Now it’s time to step out onto the international playing field and tap into new markets, reach a greater audience, improve your reputation and expand your revenue.
There’s just one tiny problem: you don’t have a translator.
Translating marketing ideas from one culture to another isn’t just a matter of having the language and dialect translated well: your revolutionary ideas may hit cultural barriers in another country and your clever marketing campaign will simply fly over the heads of your intended audience.
In the past we’ve seen well-established brands such as KFC, Pepsi and Schweppes caught in international marketing blunders, begging the question: if someone like Pepsi can make a huge marketing faux pas, what’s stopping a small business like yours from doing the same?
Before you set off on your worldwide marketing venture, take heed of these reputable brands, who simply had to learn the hard way.
“Pepsi Brings Your Ancestors Back from the Grave!”
When Pepsi branched into the Chinese market, they certainly didn’t want to imply their beverage would raise the dead… but their slogan did.
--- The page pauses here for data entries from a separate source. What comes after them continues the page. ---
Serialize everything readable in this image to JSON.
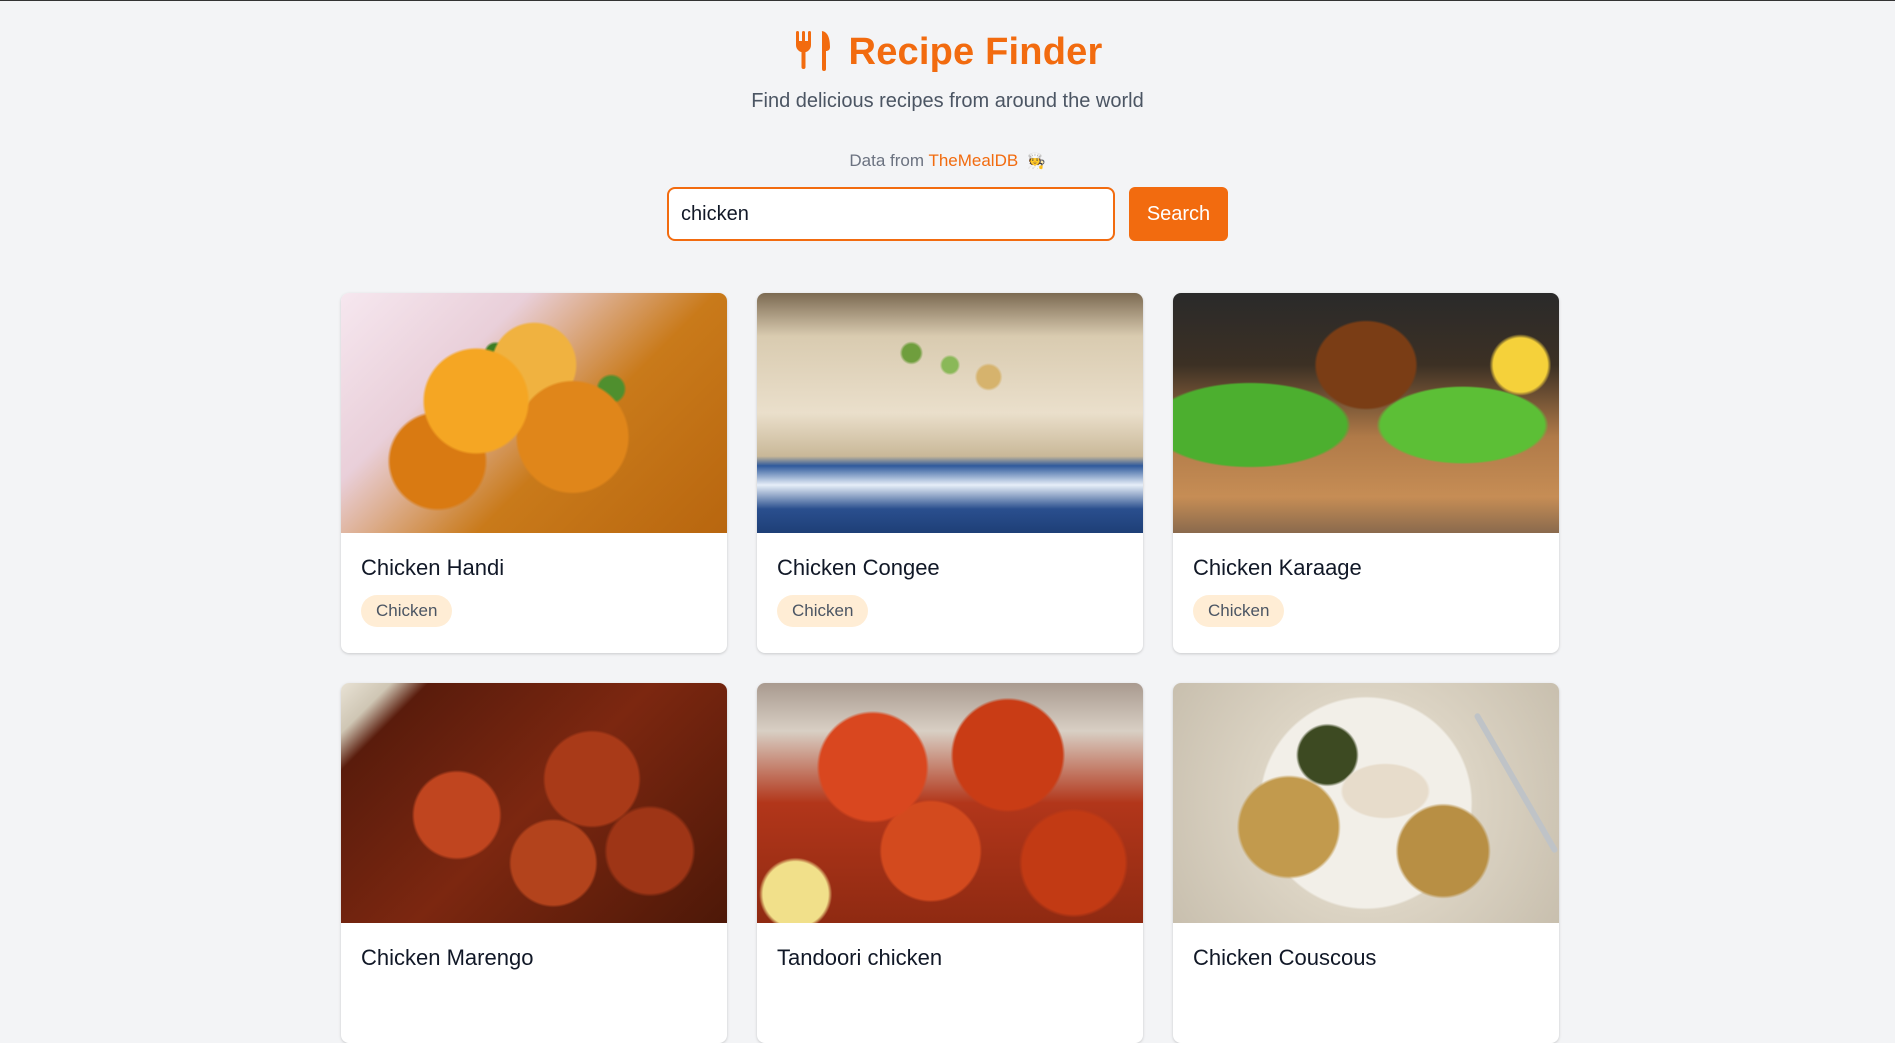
{
  "header": {
    "icon": "fork-knife-icon",
    "title": "Recipe Finder",
    "subtitle": "Find delicious recipes from around the world"
  },
  "attribution": {
    "prefix": "Data from",
    "source": "TheMealDB",
    "emoji": "🧑‍🍳"
  },
  "search": {
    "value": "chicken",
    "placeholder": "",
    "button_label": "Search"
  },
  "colors": {
    "accent": "#f26b0f",
    "badge_bg": "#ffedd5",
    "page_bg": "#f3f4f6"
  },
  "recipes": [
    {
      "title": "Chicken Handi",
      "category": "Chicken"
    },
    {
      "title": "Chicken Congee",
      "category": "Chicken"
    },
    {
      "title": "Chicken Karaage",
      "category": "Chicken"
    },
    {
      "title": "Chicken Marengo",
      "category": ""
    },
    {
      "title": "Tandoori chicken",
      "category": ""
    },
    {
      "title": "Chicken Couscous",
      "category": ""
    }
  ]
}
The hit slogan ‘Pepsi Brings You Back to Life’ was poorly translated to ‘Pepsi Brings Your Ancestors Back from the Grave’ – not an ideal sentiment for a culture that reveres their ancestors.
No Storks in Japan!
Pampers nappy manufacturer Procter & Gamble were hit with a translation blunder when they expanded to Japan. After wondering why sales were so low, Procter & Gamble did some research and found the problem was the packaging, which featured a stork delivering a baby. This Western fable isn’t a part of Japanese folklore, and as a result, the campaign was lost on Japanese parents.
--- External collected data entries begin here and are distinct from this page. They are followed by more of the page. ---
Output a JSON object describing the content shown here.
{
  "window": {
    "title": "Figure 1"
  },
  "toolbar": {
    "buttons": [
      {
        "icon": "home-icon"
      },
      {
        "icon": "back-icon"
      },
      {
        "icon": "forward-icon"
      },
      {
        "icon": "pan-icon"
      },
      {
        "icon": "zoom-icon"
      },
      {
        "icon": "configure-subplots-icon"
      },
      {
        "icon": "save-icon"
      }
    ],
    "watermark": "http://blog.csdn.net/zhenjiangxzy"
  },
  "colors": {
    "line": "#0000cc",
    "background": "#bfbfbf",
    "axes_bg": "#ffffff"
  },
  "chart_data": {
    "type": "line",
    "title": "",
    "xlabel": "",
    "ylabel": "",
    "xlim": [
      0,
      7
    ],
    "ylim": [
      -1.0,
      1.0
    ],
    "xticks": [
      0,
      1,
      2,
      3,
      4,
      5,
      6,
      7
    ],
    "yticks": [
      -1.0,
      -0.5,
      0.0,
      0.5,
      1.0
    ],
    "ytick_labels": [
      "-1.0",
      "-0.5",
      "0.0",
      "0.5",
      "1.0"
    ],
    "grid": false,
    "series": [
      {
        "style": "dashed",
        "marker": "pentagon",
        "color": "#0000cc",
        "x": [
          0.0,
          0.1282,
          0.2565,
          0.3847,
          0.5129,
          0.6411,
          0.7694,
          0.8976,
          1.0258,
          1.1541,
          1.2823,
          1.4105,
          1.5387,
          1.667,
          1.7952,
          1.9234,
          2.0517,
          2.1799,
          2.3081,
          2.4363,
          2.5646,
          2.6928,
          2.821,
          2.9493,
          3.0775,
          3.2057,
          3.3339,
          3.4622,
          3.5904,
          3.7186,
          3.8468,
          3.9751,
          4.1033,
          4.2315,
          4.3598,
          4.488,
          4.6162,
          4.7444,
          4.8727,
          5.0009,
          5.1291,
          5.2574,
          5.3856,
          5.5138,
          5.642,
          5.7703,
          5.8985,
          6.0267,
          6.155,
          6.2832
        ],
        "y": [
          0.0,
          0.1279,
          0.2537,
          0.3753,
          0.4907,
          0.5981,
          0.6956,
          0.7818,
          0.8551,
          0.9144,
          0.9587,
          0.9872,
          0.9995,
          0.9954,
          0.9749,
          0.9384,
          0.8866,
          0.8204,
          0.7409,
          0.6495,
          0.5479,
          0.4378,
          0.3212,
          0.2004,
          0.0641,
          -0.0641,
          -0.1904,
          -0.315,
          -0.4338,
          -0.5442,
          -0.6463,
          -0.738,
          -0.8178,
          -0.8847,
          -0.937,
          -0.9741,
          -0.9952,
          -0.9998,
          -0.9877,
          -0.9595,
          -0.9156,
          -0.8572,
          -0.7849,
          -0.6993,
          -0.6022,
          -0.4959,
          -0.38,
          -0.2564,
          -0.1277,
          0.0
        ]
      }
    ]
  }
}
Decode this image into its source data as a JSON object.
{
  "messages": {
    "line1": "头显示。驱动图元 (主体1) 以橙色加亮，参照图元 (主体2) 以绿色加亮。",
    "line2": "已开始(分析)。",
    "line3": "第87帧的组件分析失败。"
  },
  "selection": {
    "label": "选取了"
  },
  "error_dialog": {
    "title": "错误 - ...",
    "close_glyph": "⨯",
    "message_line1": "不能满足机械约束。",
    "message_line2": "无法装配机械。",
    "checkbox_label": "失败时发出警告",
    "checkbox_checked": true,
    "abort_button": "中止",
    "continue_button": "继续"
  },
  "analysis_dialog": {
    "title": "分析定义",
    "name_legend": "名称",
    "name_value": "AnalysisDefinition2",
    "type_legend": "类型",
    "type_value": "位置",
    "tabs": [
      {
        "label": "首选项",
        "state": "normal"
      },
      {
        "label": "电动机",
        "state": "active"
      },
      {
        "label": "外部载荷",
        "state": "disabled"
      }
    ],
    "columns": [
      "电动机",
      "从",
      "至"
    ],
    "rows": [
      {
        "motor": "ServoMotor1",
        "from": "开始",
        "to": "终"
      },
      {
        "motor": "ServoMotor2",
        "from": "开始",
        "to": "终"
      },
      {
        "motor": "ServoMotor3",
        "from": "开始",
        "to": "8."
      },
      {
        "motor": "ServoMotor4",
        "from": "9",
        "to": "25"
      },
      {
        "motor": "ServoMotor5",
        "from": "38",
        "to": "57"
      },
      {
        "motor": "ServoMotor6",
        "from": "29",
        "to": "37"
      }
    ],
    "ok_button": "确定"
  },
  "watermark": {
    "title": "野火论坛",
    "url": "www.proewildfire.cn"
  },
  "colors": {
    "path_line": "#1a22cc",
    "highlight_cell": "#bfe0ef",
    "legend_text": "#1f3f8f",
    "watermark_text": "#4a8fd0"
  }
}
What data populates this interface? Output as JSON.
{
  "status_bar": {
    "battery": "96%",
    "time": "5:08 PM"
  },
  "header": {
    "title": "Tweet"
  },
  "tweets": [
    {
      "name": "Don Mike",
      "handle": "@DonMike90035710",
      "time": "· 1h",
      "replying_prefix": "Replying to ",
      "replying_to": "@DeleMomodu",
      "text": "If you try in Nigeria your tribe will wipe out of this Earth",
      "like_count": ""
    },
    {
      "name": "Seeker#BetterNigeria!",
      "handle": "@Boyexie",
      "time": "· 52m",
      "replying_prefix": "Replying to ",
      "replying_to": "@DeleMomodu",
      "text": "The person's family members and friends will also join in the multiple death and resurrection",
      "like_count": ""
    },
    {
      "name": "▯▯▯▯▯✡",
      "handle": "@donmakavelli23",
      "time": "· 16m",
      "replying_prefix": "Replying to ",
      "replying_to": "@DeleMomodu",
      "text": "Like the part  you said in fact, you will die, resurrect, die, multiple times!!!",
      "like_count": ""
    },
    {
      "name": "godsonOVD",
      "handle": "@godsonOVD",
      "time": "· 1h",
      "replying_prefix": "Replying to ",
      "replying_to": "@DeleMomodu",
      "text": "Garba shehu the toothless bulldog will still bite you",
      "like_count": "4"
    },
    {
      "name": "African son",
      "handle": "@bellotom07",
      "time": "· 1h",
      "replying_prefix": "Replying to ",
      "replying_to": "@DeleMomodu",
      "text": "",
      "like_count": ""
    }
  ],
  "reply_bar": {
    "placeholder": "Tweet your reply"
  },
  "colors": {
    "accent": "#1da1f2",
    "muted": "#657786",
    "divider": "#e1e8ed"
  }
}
KFC – It’s so good you’ll want to “Eat Your Fingers Off!”
Even the likes of KFC aren’t privy to a translation mishap! When they opened up in China in the late 80s, their infamous slogan “Finger-lickin’ good!” was completely lost in translation and turned into “Eat your fingers off!” Not the most tempting thing to see before dinner…
“Schweppes Toilet Water”
Over to Italy and we have big-wigs Schweppes happily boasting their refreshing “Schweppes Toilet Water” – a serious translation confusing the words “toilet” and
Richard Gere: Unpopular in China
Global giants in the automotive industry have also watched marketing campaigns fail in other cultures, with FIAT using the copy + paste method for their TV ads. In 2008 FIAT released an ad featuring actor, Richard Gere. Unfortunately, Gere is despised in China for his outspoken support of Tibetan independence, and online message boards become rife with people saying they would never buy a FIAT. Oops.
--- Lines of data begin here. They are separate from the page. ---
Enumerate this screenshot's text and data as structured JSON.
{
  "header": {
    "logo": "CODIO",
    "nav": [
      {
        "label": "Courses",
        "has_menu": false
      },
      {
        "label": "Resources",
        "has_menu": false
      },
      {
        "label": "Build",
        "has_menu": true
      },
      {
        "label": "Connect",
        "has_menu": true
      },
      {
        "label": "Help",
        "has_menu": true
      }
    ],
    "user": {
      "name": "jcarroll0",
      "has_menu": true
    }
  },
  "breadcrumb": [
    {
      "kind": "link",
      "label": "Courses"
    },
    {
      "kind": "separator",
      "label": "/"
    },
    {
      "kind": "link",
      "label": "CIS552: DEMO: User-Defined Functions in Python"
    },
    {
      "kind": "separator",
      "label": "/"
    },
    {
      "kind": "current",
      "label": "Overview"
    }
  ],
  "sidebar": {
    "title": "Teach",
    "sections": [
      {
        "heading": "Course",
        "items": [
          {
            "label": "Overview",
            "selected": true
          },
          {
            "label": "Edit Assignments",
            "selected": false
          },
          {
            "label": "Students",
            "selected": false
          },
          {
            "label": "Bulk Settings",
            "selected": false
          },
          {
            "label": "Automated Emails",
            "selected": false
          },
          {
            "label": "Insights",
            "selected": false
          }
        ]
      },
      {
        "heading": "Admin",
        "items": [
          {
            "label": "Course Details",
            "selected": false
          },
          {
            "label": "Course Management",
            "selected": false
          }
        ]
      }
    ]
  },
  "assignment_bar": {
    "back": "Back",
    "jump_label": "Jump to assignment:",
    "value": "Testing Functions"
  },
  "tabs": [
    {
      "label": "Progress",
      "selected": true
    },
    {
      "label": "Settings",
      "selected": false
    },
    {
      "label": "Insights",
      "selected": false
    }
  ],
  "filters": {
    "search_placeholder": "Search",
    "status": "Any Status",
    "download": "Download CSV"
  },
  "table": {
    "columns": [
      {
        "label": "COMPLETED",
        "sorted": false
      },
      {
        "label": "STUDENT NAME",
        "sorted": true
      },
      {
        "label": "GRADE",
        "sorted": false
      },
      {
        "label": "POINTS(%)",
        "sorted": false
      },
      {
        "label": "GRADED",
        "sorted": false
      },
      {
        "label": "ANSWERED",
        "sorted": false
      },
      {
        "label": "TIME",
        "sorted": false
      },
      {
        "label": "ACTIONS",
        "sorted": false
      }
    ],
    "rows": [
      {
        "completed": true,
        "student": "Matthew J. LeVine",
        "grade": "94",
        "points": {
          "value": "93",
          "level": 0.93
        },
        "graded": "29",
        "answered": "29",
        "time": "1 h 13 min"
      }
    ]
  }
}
Parker Pens Make You Pregnant!
When Parker Pens moved their campaign to Mexico their in-house translator dropped the ball. Their ads were supposed to say their ballpoint pens “won’t leak in your pocket and embarrass you.” Unfortunately, they chose the verb “embarazar” for “embarrass” which means “to impregnate” so the ad read: “It won’t leak in your pocket and make you pregnant”.
When big names find themselves in hot water over translation fails, their chances of bouncing back are much higher than when a small company makes the same mistake.
Smaller brands don’t yet have the benefit of a global reputation – their products aren’t widely recognised so the likely-hood of the public simply dismissing them straight off the bat is very high.
Save yourself the embarrassment: invest in a professional translator to really carry your marketing campaign across cultures and languages.
After all, employing a savvy translator now will save you a world of embarrassment in the long run – take it from Schweppes!